90 Minuten lang zieht Ilker Çatak die, nennen wir es, Moralschraube an, beobachtet Carla dabei, wie sie sich immer mehr verrennt, wie sie versucht, das Richtige zu tun, dabei aber ihre eigenen moralischen Ansprüche nicht länger einhalten kann. Sie ist eine Getriebene, man könnte sagen ein Gutmensch, unter Druck gesetzt von ihren Kolleg*innen, von Helikoptereltern, die absurde Ansprüche stellen und nicht etwa das Beste für die Klasse, sondern das Beste für ihr Kind wollen. Vor allem aber getrieben von einer Gesellschaft, die inzwischen dazu neigt, bei jedem noch so kleinen Fauxpas einen Shitstorm vom Zaun zu brechen.

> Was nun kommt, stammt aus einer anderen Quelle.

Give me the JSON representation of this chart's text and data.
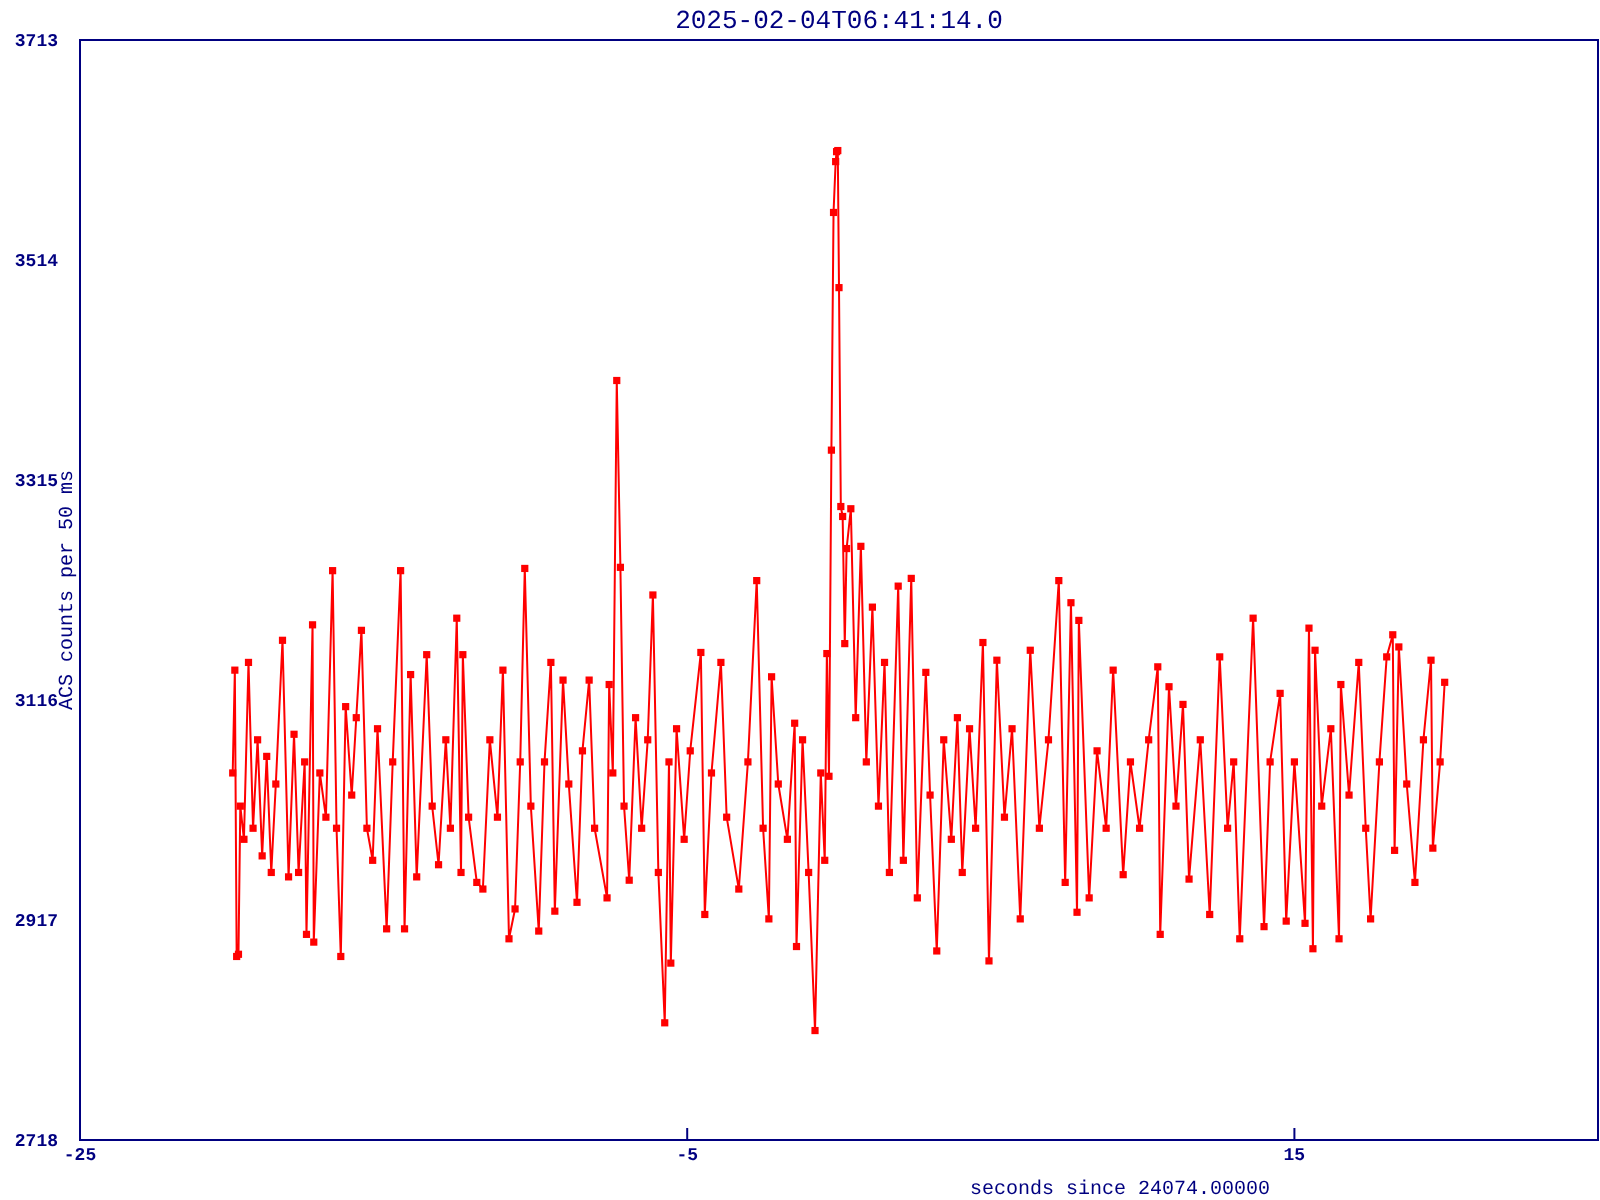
{
  "chart_data": {
    "type": "line",
    "title": "2025-02-04T06:41:14.0",
    "xlabel": "seconds since 24074.00000",
    "ylabel": "ACS counts per 50 ms",
    "xlim": [
      -25,
      25
    ],
    "ylim": [
      2718,
      3713
    ],
    "xticks": [
      -25,
      -5,
      15
    ],
    "yticks": [
      2718,
      2917,
      3116,
      3315,
      3514,
      3713
    ],
    "marker": "square",
    "line_style": "solid",
    "x": [
      -19.97,
      -19.9,
      -19.84,
      -19.78,
      -19.72,
      -19.6,
      -19.45,
      -19.3,
      -19.15,
      -19.0,
      -18.85,
      -18.7,
      -18.55,
      -18.33,
      -18.13,
      -17.95,
      -17.8,
      -17.6,
      -17.54,
      -17.34,
      -17.3,
      -17.1,
      -16.9,
      -16.68,
      -16.55,
      -16.41,
      -16.25,
      -16.05,
      -15.9,
      -15.73,
      -15.55,
      -15.36,
      -15.2,
      -14.9,
      -14.7,
      -14.44,
      -14.31,
      -14.11,
      -13.91,
      -13.58,
      -13.4,
      -13.19,
      -12.95,
      -12.8,
      -12.59,
      -12.45,
      -12.39,
      -12.2,
      -11.93,
      -11.73,
      -11.5,
      -11.25,
      -11.07,
      -10.87,
      -10.67,
      -10.5,
      -10.35,
      -10.15,
      -9.89,
      -9.7,
      -9.49,
      -9.36,
      -9.09,
      -8.9,
      -8.63,
      -8.45,
      -8.23,
      -8.05,
      -7.64,
      -7.57,
      -7.45,
      -7.32,
      -7.2,
      -7.08,
      -6.91,
      -6.7,
      -6.5,
      -6.3,
      -6.13,
      -5.95,
      -5.74,
      -5.6,
      -5.54,
      -5.35,
      -5.1,
      -4.9,
      -4.55,
      -4.42,
      -4.2,
      -3.89,
      -3.7,
      -3.3,
      -3.0,
      -2.71,
      -2.5,
      -2.31,
      -2.22,
      -2.0,
      -1.7,
      -1.46,
      -1.4,
      -1.2,
      -1.0,
      -0.79,
      -0.6,
      -0.47,
      -0.4,
      -0.33,
      -0.25,
      -0.18,
      -0.11,
      -0.08,
      -0.04,
      0.0,
      0.06,
      0.12,
      0.19,
      0.25,
      0.39,
      0.55,
      0.72,
      0.9,
      1.1,
      1.3,
      1.5,
      1.66,
      1.95,
      2.12,
      2.38,
      2.58,
      2.86,
      3.0,
      3.22,
      3.45,
      3.7,
      3.9,
      4.06,
      4.3,
      4.5,
      4.74,
      4.94,
      5.2,
      5.45,
      5.7,
      5.97,
      6.3,
      6.6,
      6.9,
      7.24,
      7.45,
      7.64,
      7.84,
      7.9,
      8.24,
      8.5,
      8.8,
      9.03,
      9.36,
      9.6,
      9.9,
      10.2,
      10.5,
      10.58,
      10.87,
      11.1,
      11.33,
      11.53,
      11.9,
      12.21,
      12.54,
      12.8,
      13.0,
      13.2,
      13.64,
      14.0,
      14.2,
      14.53,
      14.73,
      15.0,
      15.35,
      15.48,
      15.61,
      15.68,
      15.9,
      16.2,
      16.47,
      16.53,
      16.8,
      17.12,
      17.35,
      17.51,
      17.8,
      18.04,
      18.24,
      18.3,
      18.44,
      18.7,
      18.97,
      19.25,
      19.5,
      19.56,
      19.8,
      19.95
    ],
    "series": [
      {
        "color": "#ff0000",
        "values": [
          3050,
          3143,
          2884,
          2886,
          3020,
          2990,
          3150,
          3000,
          3080,
          2975,
          3065,
          2960,
          3040,
          3170,
          2956,
          3085,
          2960,
          3060,
          2904,
          3184,
          2897,
          3050,
          3010,
          3233,
          3000,
          2884,
          3110,
          3030,
          3100,
          3179,
          3000,
          2971,
          3090,
          2909,
          3060,
          3233,
          2909,
          3139,
          2956,
          3157,
          3020,
          2967,
          3080,
          3000,
          3190,
          2960,
          3157,
          3010,
          2951,
          2945,
          3080,
          3010,
          3143,
          2900,
          2927,
          3060,
          3235,
          3020,
          2907,
          3060,
          3150,
          2925,
          3134,
          3040,
          2933,
          3070,
          3134,
          3000,
          2937,
          3130,
          3050,
          3405,
          3236,
          3020,
          2953,
          3100,
          3000,
          3080,
          3211,
          2960,
          2824,
          3060,
          2878,
          3090,
          2990,
          3070,
          3159,
          2922,
          3050,
          3150,
          3010,
          2945,
          3060,
          3224,
          3000,
          2918,
          3137,
          3040,
          2990,
          3095,
          2893,
          3080,
          2960,
          2817,
          3050,
          2971,
          3158,
          3047,
          3342,
          3557,
          3603,
          3612,
          3613,
          3489,
          3291,
          3282,
          3167,
          3253,
          3289,
          3100,
          3255,
          3060,
          3200,
          3020,
          3150,
          2960,
          3219,
          2971,
          3226,
          2937,
          3141,
          3030,
          2889,
          3080,
          2990,
          3100,
          2960,
          3090,
          3000,
          3168,
          2880,
          3152,
          3010,
          3090,
          2918,
          3161,
          3000,
          3080,
          3224,
          2951,
          3204,
          2924,
          3188,
          2937,
          3070,
          3000,
          3143,
          2958,
          3060,
          3000,
          3080,
          3146,
          2904,
          3128,
          3020,
          3112,
          2954,
          3080,
          2922,
          3155,
          3000,
          3060,
          2900,
          3190,
          2911,
          3060,
          3122,
          2916,
          3060,
          2914,
          3181,
          2891,
          3161,
          3020,
          3090,
          2900,
          3130,
          3030,
          3150,
          3000,
          2918,
          3060,
          3155,
          3175,
          2980,
          3164,
          3040,
          2951,
          3080,
          3152,
          2982,
          3060,
          3132
        ]
      }
    ]
  }
}
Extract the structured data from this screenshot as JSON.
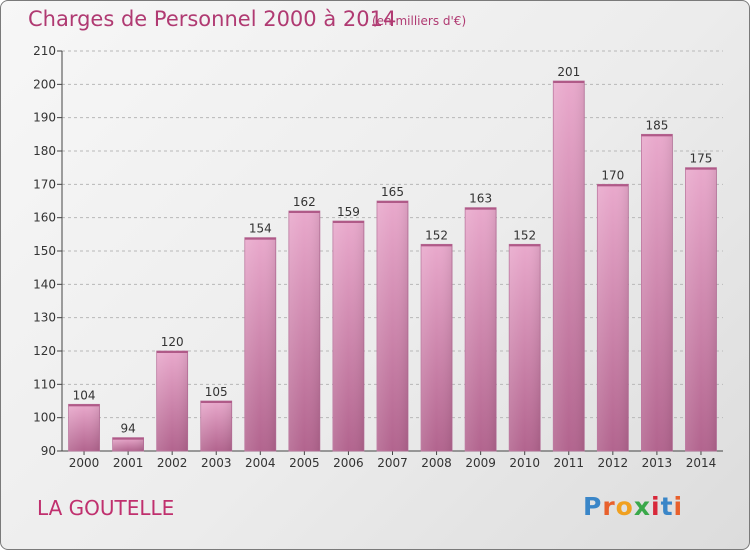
{
  "title": "Charges de Personnel 2000 à 2014",
  "subtitle": "(en milliers d'€)",
  "place": "LA GOUTELLE",
  "logo": {
    "letters": [
      "P",
      "r",
      "o",
      "x",
      "i",
      "t",
      "i"
    ],
    "colors": [
      "#3a86c8",
      "#e8602c",
      "#f0a020",
      "#3aa84a",
      "#d8283a",
      "#3a86c8",
      "#e8602c"
    ]
  },
  "chart_data": {
    "type": "bar",
    "categories": [
      "2000",
      "2001",
      "2002",
      "2003",
      "2004",
      "2005",
      "2006",
      "2007",
      "2008",
      "2009",
      "2010",
      "2011",
      "2012",
      "2013",
      "2014"
    ],
    "values": [
      104,
      94,
      120,
      105,
      154,
      162,
      159,
      165,
      152,
      163,
      152,
      201,
      170,
      185,
      175
    ],
    "ylim": [
      90,
      210
    ],
    "yticks": [
      90,
      100,
      110,
      120,
      130,
      140,
      150,
      160,
      170,
      180,
      190,
      200,
      210
    ],
    "grid": true,
    "bar_color": "#d690b8"
  }
}
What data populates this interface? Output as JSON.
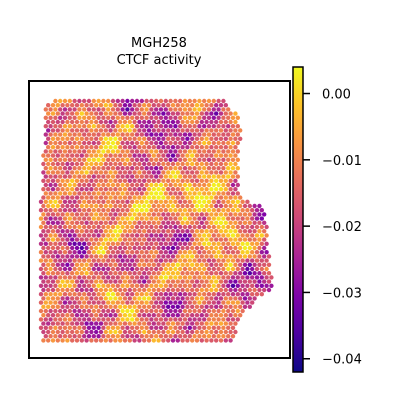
{
  "chart_data": {
    "type": "heatmap",
    "subtype": "spatial-spot-map",
    "title_lines": [
      "MGH258",
      "CTCF activity"
    ],
    "xlabel": "",
    "ylabel": "",
    "colormap": "plasma",
    "colorbar": {
      "vmin": -0.042,
      "vmax": 0.004,
      "ticks": [
        0.0,
        -0.01,
        -0.02,
        -0.03,
        -0.04
      ],
      "tick_labels": [
        "0.00",
        "−0.01",
        "−0.02",
        "−0.03",
        "−0.04"
      ]
    },
    "axes_ticks_visible": false,
    "grid": false,
    "value_range_observed": [
      -0.042,
      0.002
    ]
  }
}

Wie man angesichts eines solchen Drucks die Ruhe behalten soll, wie sich das große Ganze vielleicht zu einer größeren Gelassenheit entwickeln kann: Auf diese Fragen weiß am Ende auch Çatak keine Antwort. Etwas unbefriedigend mutet es daher an, dass er seinen Film in der Schwebe enden lässt, dass die Geschichte an einem Punkt einfach vorbei ist und nicht zu einem runden Ende geführt wird. Dennoch hat Ilker Çatak mit „Das Lehrerzimmer“ seinen bislang besten Film gedreht. Seit seinem 2017 entstandenen Langfilmdebüt „Es war einmal Indianerland“ ist dies inklusive eines Tatorts schon sein fünfter Film, eine beeindruckende Produktivität, die sich nicht zuletzt in einer zunehmend souveränen Regie zeigt, einer präzisen Bildgestaltung, die mit einfachen filmischen Mitteln arbeitet, aber enorm effektiv in die Psyche seiner Hauptfigur blicken lässt.
Fazit: Ein dichtes, intensives Psychogramm, in dem Ilker Çatak von einer jungen Lehrerin erzählt, die angesichts eines Diebstahls an ihrer Schule das Richtige tun will und sich dabei zunehmend in moralischen Fallstricken verliert.
Wir haben „Das Lehrerzimmer“ im Rahmen der Berlinale 2023 gesehen.